Le chef de l’État est aujourd’hui en campagne électorale. S’il va jusqu’au bout de son projet, on sait par avance qu’il y a des sujets qui ne seront pas soumis aux Français, à commencer par l’immigration. Édouard Philippe l’a dit clairement : pas question de faire un référendum « sur n’importe quel sujet ». La grande caractéristique du référendum d’initiative citoyenne, que je préfère appeler référendum d’initiative populaire, est au contraire qu’il permet aux citoyens de susciter une consultation sur tous les sujets d’intérêt collectif qu’ils veulent, dans le domaine politique, économique ou social.
En France, le philosophe Emmanuel Mounier fut l’un des premiers à théoriser cette forme de référendum dans son Manifeste au service du personnalisme, paru en 1936. Il n’a rien à voir, bien entendu, avec le référendum d’initiative partagée mis en place en 2008 par Nicolas Sarkozy, dont la complexité et la lourdeur rendaient l’application impossible – ce qui était, d’ailleurs, le but recherché, car il est très difficile à un gouvernement de s’opposer à une majorité référendaire (encore que le même Sarkozy n’ait tenu aucun compte du « non » au référendum de 2005 sur le traité constitutionnel européen en faisant adopter, trois ans plus tard, le traité de Lisbonne par le seul Parlement).

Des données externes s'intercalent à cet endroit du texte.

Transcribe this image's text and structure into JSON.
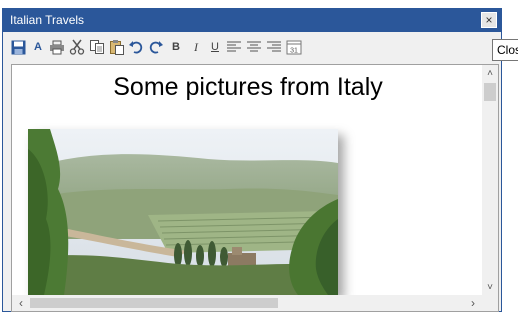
{
  "window": {
    "title": "Italian Travels",
    "close_symbol": "×",
    "tooltip": "Close"
  },
  "toolbar": {
    "icons": [
      "save-icon",
      "font-icon",
      "print-icon",
      "cut-icon",
      "copy-icon",
      "paste-icon",
      "undo-icon",
      "redo-icon",
      "bold-icon",
      "italic-icon",
      "underline-icon",
      "align-left-icon",
      "align-center-icon",
      "align-right-icon",
      "insert-date-icon"
    ],
    "font_label": "A",
    "bold_label": "B",
    "italic_label": "I",
    "underline_label": "U",
    "date_label": "31"
  },
  "document": {
    "heading": "Some pictures from Italy"
  },
  "scrollbars": {
    "up_arrow": "˄",
    "down_arrow": "˅",
    "left_arrow": "‹",
    "right_arrow": "›"
  },
  "colors": {
    "titlebar": "#2b579a",
    "accent": "#2b579a"
  }
}
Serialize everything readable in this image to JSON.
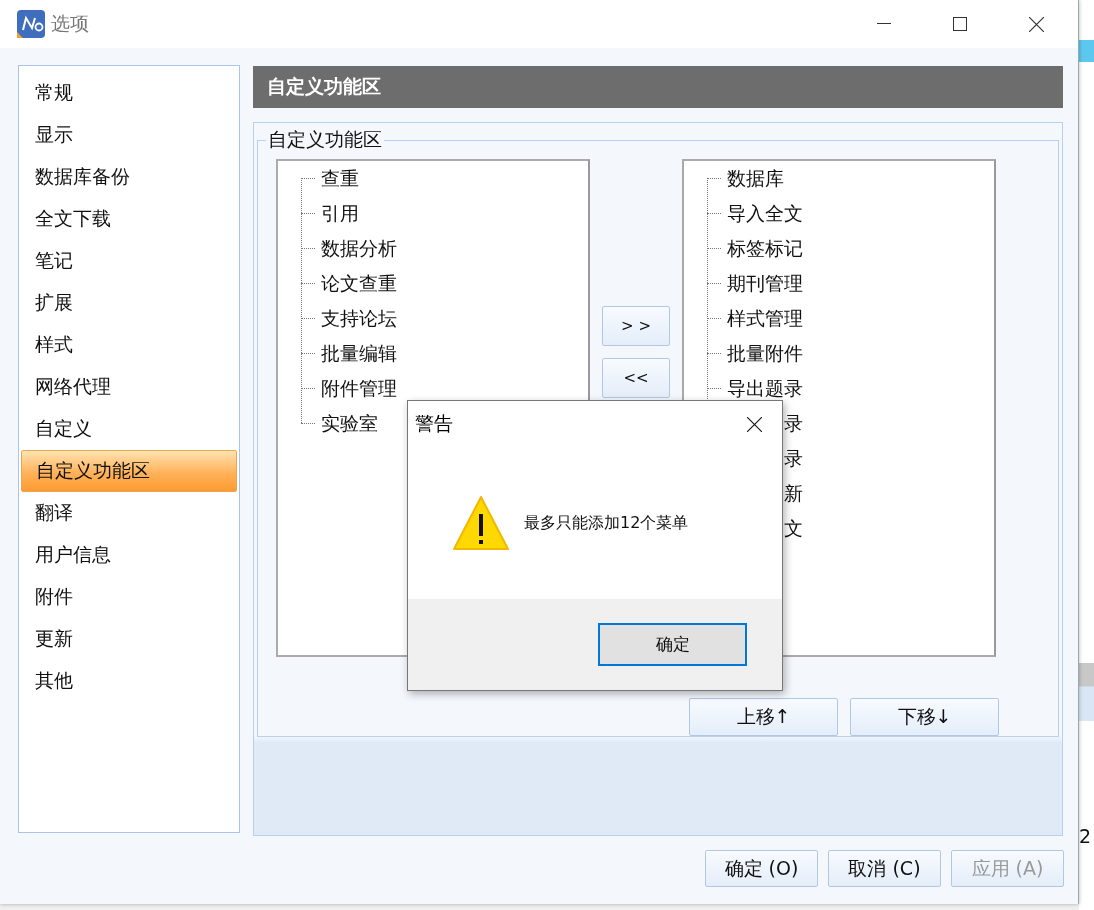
{
  "window": {
    "title": "选项"
  },
  "sidebar": {
    "items": [
      {
        "label": "常规",
        "selected": false
      },
      {
        "label": "显示",
        "selected": false
      },
      {
        "label": "数据库备份",
        "selected": false
      },
      {
        "label": "全文下载",
        "selected": false
      },
      {
        "label": "笔记",
        "selected": false
      },
      {
        "label": "扩展",
        "selected": false
      },
      {
        "label": "样式",
        "selected": false
      },
      {
        "label": "网络代理",
        "selected": false
      },
      {
        "label": "自定义",
        "selected": false
      },
      {
        "label": "自定义功能区",
        "selected": true
      },
      {
        "label": "翻译",
        "selected": false
      },
      {
        "label": "用户信息",
        "selected": false
      },
      {
        "label": "附件",
        "selected": false
      },
      {
        "label": "更新",
        "selected": false
      },
      {
        "label": "其他",
        "selected": false
      }
    ]
  },
  "section_header": "自定义功能区",
  "group": {
    "legend": "自定义功能区",
    "available_items": [
      "查重",
      "引用",
      "数据分析",
      "论文查重",
      "支持论坛",
      "批量编辑",
      "附件管理",
      "实验室"
    ],
    "add_button": "> >",
    "remove_button": "<<",
    "chosen_items": [
      "数据库",
      "导入全文",
      "标签标记",
      "期刊管理",
      "样式管理",
      "批量附件",
      "导出题录",
      "录",
      "录",
      "新",
      "文"
    ],
    "move_up_button": "上移↑",
    "move_down_button": "下移↓"
  },
  "footer_buttons": [
    {
      "label": "确定 (O)",
      "disabled": false
    },
    {
      "label": "取消 (C)",
      "disabled": false
    },
    {
      "label": "应用 (A)",
      "disabled": true
    }
  ],
  "dialog": {
    "title": "警告",
    "message": "最多只能添加12个菜单",
    "button": "确定"
  },
  "background_window": {
    "texts": [
      "2"
    ]
  }
}
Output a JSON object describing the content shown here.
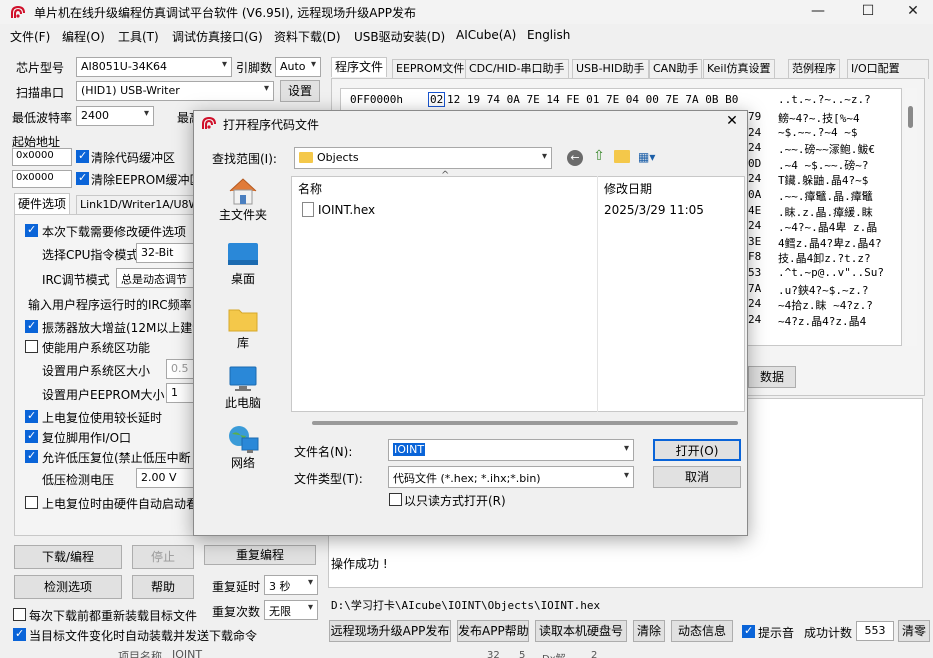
{
  "window": {
    "title": "单片机在线升级编程仿真调试平台软件 (V6.95I), 远程现场升级APP发布",
    "min": "—",
    "max": "☐",
    "close": "✕"
  },
  "menu": [
    "文件(F)",
    "编程(O)",
    "工具(T)",
    "调试仿真接口(G)",
    "资料下载(D)",
    "USB驱动安装(D)",
    "AICube(A)",
    "English"
  ],
  "left": {
    "chip_label": "芯片型号",
    "chip_value": "AI8051U-34K64",
    "pin_label": "引脚数",
    "pin_value": "Auto",
    "port_label": "扫描串口",
    "port_value": "(HID1) USB-Writer",
    "settings_btn": "设置",
    "baud_label": "最低波特率",
    "baud_value": "2400",
    "max_label": "最高",
    "start_label": "起始地址",
    "addr1": "0x0000",
    "clear_code": "清除代码缓冲区",
    "addr2": "0x0000",
    "clear_eeprom": "清除EEPROM缓冲区",
    "tabs": [
      "硬件选项",
      "Link1D/Writer1A/U8W"
    ],
    "options": [
      {
        "label": "本次下载需要修改硬件选项",
        "checked": true
      },
      {
        "label": "选择CPU指令模式",
        "value": "32-Bit"
      },
      {
        "label": "IRC调节模式",
        "value": "总是动态调节"
      },
      {
        "label": "输入用户程序运行时的IRC频率"
      },
      {
        "label": "振荡器放大增益(12M以上建议",
        "checked": true
      },
      {
        "label": "使能用户系统区功能",
        "checked": false
      },
      {
        "label": "设置用户系统区大小",
        "value": "0.5"
      },
      {
        "label": "设置用户EEPROM大小",
        "value": "1"
      },
      {
        "label": "上电复位使用较长延时",
        "checked": true
      },
      {
        "label": "复位脚用作I/O口",
        "checked": true
      },
      {
        "label": "允许低压复位(禁止低压中断",
        "checked": true
      },
      {
        "label": "低压检测电压",
        "value": "2.00 V"
      },
      {
        "label": "上电复位时由硬件自动启动看",
        "checked": false
      }
    ],
    "download_btn": "下载/编程",
    "stop_btn": "停止",
    "reprogram_btn": "重复编程",
    "detect_btn": "检测选项",
    "help_btn": "帮助",
    "repeat_delay_label": "重复延时",
    "repeat_delay_value": "3 秒",
    "reload_label": "每次下载前都重新装载目标文件",
    "repeat_count_label": "重复次数",
    "repeat_count_value": "无限",
    "auto_label": "当目标文件变化时自动装载并发送下载命令"
  },
  "right": {
    "tabs": [
      "程序文件",
      "EEPROM文件",
      "CDC/HID-串口助手",
      "USB-HID助手",
      "CAN助手",
      "Keil仿真设置",
      "范例程序",
      "I/O口配置"
    ],
    "hex_addr": "0FF0000h",
    "hex_first": "02",
    "hex_bytes": "12 19 74 0A 7E 14 FE 01 7E 04 00 7E 7A 0B B0",
    "hex_ascii_first": "..t.~.?~..~z.?",
    "hex_right": [
      {
        "hex": "79",
        "ascii": "鳑~4?~.技[%~4"
      },
      {
        "hex": "24",
        "ascii": "~$.~~.?~4  ~$"
      },
      {
        "hex": "24",
        "ascii": ".~~.磅~~溕鲍.鲅€"
      },
      {
        "hex": "0D",
        "ascii": ".~4  ~$.~~.磅~?"
      },
      {
        "hex": "24",
        "ascii": "T鑶.躲鼬.晶4?~$"
      },
      {
        "hex": "0A",
        "ascii": ".~~.瘴鼊.晶.瘴鼊"
      },
      {
        "hex": "4E",
        "ascii": ".眜.z.晶.瘴緩.眜"
      },
      {
        "hex": "24",
        "ascii": ".~4?~.晶4卑 z.晶"
      },
      {
        "hex": "3E",
        "ascii": "4鳕z.晶4?卑z.晶4?"
      },
      {
        "hex": "F8",
        "ascii": "技.晶4卸z.?t.z?"
      },
      {
        "hex": "53",
        "ascii": ".^t.~p@..v\"..Su?"
      },
      {
        "hex": "7A",
        "ascii": ".u?鋏4?~$.~z.?"
      },
      {
        "hex": "24",
        "ascii": "~4拾z.眜  ~4?z.?"
      },
      {
        "hex": "24",
        "ascii": "~4?z.晶4?z.晶4"
      }
    ],
    "data_btn": "数据",
    "status": "操作成功 !",
    "path": "D:\\学习打卡\\AIcube\\IOINT\\Objects\\IOINT.hex",
    "bottom_buttons": [
      "远程现场升级APP发布",
      "发布APP帮助",
      "读取本机硬盘号",
      "清除",
      "动态信息"
    ],
    "beep_label": "提示音",
    "count_label": "成功计数",
    "count_value": "553",
    "clear_btn": "清零",
    "bottom_peek": [
      "项目名称",
      "IOINT",
      "32",
      "5",
      "Dx解",
      "2"
    ]
  },
  "dialog": {
    "title": "打开程序代码文件",
    "close": "✕",
    "lookin_label": "查找范围(I):",
    "lookin_value": "Objects",
    "nav": [
      "主文件夹",
      "桌面",
      "库",
      "此电脑",
      "网络"
    ],
    "col_name": "名称",
    "col_date": "修改日期",
    "files": [
      {
        "name": "IOINT.hex",
        "date": "2025/3/29 11:05"
      }
    ],
    "filename_label": "文件名(N):",
    "filename_value": "IOINT",
    "filetype_label": "文件类型(T):",
    "filetype_value": "代码文件 (*.hex;  *.ihx;*.bin)",
    "open_btn": "打开(O)",
    "cancel_btn": "取消",
    "readonly_label": "以只读方式打开(R)"
  }
}
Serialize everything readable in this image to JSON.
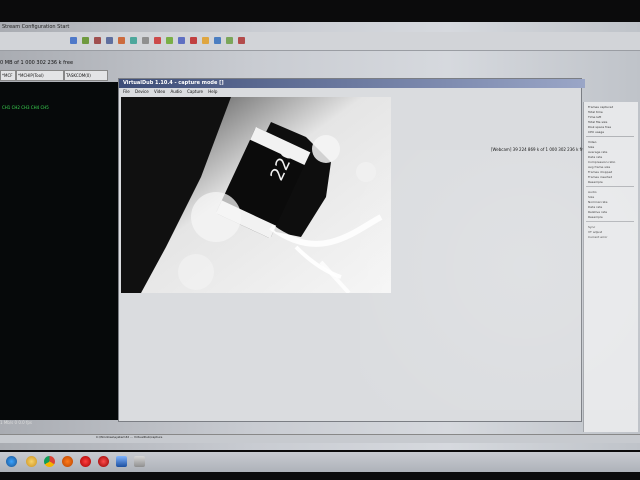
{
  "menu_bar": {
    "text": "Stream  Configuration  Start"
  },
  "status_line": {
    "text": "0 MB of 1 000 302 236 k free"
  },
  "tabs": [
    "*MCF",
    "*MCHIP(Tool)",
    "TASKCOM(0)"
  ],
  "left_green_text": "CH1  CH2  CH3  CH4  CH5",
  "left_bottom_text": "1 Mb/s  0  0.0 fps",
  "virtualdub": {
    "title": "VirtualDub 1.10.4 - capture mode []",
    "menu": [
      "File",
      "Device",
      "Video",
      "Audio",
      "Capture",
      "Help"
    ],
    "info_line": "[Webcam]  39 224 869 k of 1 000 302 236 k free"
  },
  "video_frame": {
    "chip_marking": "220"
  },
  "right_panel": {
    "group1": [
      "Frames captured",
      "Total time",
      "Time left",
      "Total file size",
      "Disk space free",
      "CPU usage"
    ],
    "group2": [
      "Video",
      "Size",
      "Average rate",
      "Data rate",
      "Compression ratio",
      "Avg frame size",
      "Frames dropped",
      "Frames inserted",
      "Resample"
    ],
    "group3": [
      "Audio",
      "Size",
      "Nominal rate",
      "Data rate",
      "Relative rate",
      "Resample"
    ],
    "group4": [
      "Sync",
      "VT adjust",
      "Current error"
    ]
  },
  "bottom_caption": "C:\\Windows\\system32 ... VirtualDub\\capture"
}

Comme près de 80 % des Français, je suis pour ma part très favorable à ce type de référendum, qui existe déjà (sous différentes formes) dans une quarantaine de pays et qui, dans la mesure même où il résulte de l’initiative populaire, sans que soit nécessaire l’accord du Parlement ou du chef de l’État, n’a pas le caractère plébiscitaire des référendums organisés par un gouvernement. Il a, en revanche, une légitimité supérieure dans la mesure où il réunit des gens qui peuvent par ailleurs voter pour des partis différents, voire opposés. Un tel référendum doit pouvoir être à la fois législatif, abrogatif, révocatoire et constitutionnel. S’il existait en France, les gilets jaunes ne seraient jamais descendus dans la rue.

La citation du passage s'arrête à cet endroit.